C’est la reine du bling-bling, l’impératrice du m’as-tu-vu, la petite fille riche que les Chinois adorent haïr. Guo Meimei – dont le prénom signifie « jolie-jolie » – a régné pendant cinq ans sur le monde survolté des réseaux sociaux. Son compte Weibo (le Twitter chinois), monument de narcissisme tapageur, était suivi par près de 2 millions de fans, dont de nombreux détracteurs qui l’inondaient de messages acides. Imperturbable, « Meimei baby » les régalait d’un flux de selfies avantageux. Gros plans sur son visage en forme de cœur, ses yeux ronds d’héroïne de manga, sa moue aguicheuse, son décolleté pigeonnant, sa taille de guêpe. Photos en pied la montrant attifée de chiffons hors de prix, paradant dans des décors dégoulinant de cristal et de marbre.

Le prénom de Guo Meimei signifie “jolie-jolie”.

Le prénom de Guo Meimei signifie “jolie-jolie”.

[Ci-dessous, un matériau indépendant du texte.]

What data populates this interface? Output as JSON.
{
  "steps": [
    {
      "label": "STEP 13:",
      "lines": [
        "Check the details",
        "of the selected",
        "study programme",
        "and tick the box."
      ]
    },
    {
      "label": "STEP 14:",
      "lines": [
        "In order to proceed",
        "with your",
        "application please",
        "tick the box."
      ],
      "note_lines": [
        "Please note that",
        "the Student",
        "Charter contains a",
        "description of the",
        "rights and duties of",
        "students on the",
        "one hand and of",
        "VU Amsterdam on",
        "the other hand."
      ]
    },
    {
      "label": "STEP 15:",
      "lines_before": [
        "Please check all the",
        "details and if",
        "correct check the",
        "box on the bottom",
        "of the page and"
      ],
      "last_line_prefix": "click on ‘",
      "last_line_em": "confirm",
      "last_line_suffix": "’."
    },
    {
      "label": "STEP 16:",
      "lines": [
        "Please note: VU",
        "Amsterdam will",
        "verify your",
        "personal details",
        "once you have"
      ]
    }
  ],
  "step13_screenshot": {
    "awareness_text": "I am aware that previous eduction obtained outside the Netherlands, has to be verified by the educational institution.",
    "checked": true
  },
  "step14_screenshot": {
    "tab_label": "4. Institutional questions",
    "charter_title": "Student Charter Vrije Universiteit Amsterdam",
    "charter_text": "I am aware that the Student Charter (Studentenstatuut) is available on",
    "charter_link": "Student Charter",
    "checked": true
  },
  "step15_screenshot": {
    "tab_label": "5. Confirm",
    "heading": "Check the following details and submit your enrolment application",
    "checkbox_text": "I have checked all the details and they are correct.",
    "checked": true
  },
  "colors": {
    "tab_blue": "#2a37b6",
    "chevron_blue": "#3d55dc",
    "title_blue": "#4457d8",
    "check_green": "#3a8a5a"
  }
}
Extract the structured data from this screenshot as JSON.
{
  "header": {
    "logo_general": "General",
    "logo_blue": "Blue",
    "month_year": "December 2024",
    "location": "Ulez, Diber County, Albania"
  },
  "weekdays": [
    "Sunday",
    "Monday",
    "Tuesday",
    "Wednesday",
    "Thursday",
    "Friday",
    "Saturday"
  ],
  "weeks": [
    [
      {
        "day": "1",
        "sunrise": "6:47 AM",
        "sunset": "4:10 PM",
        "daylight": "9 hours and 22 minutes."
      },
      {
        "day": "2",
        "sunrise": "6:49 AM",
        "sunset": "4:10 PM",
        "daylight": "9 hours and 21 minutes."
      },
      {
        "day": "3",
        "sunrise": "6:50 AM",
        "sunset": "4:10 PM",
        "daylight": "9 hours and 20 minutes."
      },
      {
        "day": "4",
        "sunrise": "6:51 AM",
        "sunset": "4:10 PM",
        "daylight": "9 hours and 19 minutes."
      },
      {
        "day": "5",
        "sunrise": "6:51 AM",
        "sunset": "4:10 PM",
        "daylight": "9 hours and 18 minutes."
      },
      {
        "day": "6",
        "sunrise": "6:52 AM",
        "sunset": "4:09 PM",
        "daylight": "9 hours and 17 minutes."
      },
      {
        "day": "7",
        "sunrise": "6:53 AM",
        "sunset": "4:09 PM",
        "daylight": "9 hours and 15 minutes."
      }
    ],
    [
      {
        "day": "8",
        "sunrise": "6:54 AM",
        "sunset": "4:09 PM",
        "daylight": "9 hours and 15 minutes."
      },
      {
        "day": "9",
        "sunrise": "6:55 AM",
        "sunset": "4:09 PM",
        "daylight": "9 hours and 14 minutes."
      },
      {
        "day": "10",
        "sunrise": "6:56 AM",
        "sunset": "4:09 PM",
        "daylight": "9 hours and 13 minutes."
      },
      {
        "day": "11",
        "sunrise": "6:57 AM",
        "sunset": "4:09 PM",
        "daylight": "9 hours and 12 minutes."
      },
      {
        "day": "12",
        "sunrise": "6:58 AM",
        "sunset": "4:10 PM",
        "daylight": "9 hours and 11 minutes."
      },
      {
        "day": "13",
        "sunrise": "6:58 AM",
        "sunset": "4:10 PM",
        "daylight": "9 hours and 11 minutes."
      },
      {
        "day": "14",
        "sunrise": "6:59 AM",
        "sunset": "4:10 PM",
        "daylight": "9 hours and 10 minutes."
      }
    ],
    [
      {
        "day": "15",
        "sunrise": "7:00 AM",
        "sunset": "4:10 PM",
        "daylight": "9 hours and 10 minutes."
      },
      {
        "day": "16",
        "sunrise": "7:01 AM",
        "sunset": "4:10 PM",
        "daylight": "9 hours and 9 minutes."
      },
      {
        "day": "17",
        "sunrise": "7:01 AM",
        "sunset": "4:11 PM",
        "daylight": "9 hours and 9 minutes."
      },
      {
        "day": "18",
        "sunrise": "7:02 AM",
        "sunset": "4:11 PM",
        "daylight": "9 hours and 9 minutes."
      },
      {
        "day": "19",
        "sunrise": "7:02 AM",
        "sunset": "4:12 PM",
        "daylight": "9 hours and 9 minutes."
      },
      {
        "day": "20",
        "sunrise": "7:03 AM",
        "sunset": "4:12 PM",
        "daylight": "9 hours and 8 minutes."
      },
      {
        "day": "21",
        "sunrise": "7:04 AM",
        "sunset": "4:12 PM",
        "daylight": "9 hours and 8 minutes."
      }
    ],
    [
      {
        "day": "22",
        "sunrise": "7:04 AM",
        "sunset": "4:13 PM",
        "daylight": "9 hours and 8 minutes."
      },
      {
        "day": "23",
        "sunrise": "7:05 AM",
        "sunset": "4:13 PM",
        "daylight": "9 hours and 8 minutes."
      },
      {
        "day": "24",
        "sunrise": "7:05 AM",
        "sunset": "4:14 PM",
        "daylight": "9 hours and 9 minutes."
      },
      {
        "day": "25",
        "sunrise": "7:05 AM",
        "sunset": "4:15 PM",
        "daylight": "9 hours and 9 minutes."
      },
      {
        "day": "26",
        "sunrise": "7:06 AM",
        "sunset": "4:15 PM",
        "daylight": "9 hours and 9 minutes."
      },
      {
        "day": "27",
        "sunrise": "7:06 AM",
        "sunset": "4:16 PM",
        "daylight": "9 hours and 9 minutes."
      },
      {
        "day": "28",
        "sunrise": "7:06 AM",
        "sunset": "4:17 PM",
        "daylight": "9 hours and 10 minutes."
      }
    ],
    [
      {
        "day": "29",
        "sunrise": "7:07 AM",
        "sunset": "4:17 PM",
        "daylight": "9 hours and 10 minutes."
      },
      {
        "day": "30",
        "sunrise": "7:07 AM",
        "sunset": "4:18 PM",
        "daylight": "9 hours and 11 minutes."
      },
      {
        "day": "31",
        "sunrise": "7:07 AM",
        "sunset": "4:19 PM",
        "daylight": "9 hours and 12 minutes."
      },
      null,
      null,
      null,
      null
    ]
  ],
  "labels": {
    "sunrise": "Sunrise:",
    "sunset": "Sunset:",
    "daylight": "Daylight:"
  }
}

Sur d’autres clichés, on la voyait au volant de sa Maserati blanche, son « petit cheval », ou de sa Lamborghini orange, son « petit buffle ». Ou encore assise en première classe dans un avion, à cheval dans une tenue stricte de cavalière anglaise, se prélassant dans un jacuzzi débordant de mousse, enfourchant un jet-ski sur une plage tropicale, câlinant un lionceau… Jusqu’à cette dernière image d’elle, méconnaissable, diffusée cette fois par tous les médias officiels du pays : sagement assise entre deux policiers, face au tribunal. Le 10 septembre, la starlette a été condamnée à cinq ans de prison et incarcérée.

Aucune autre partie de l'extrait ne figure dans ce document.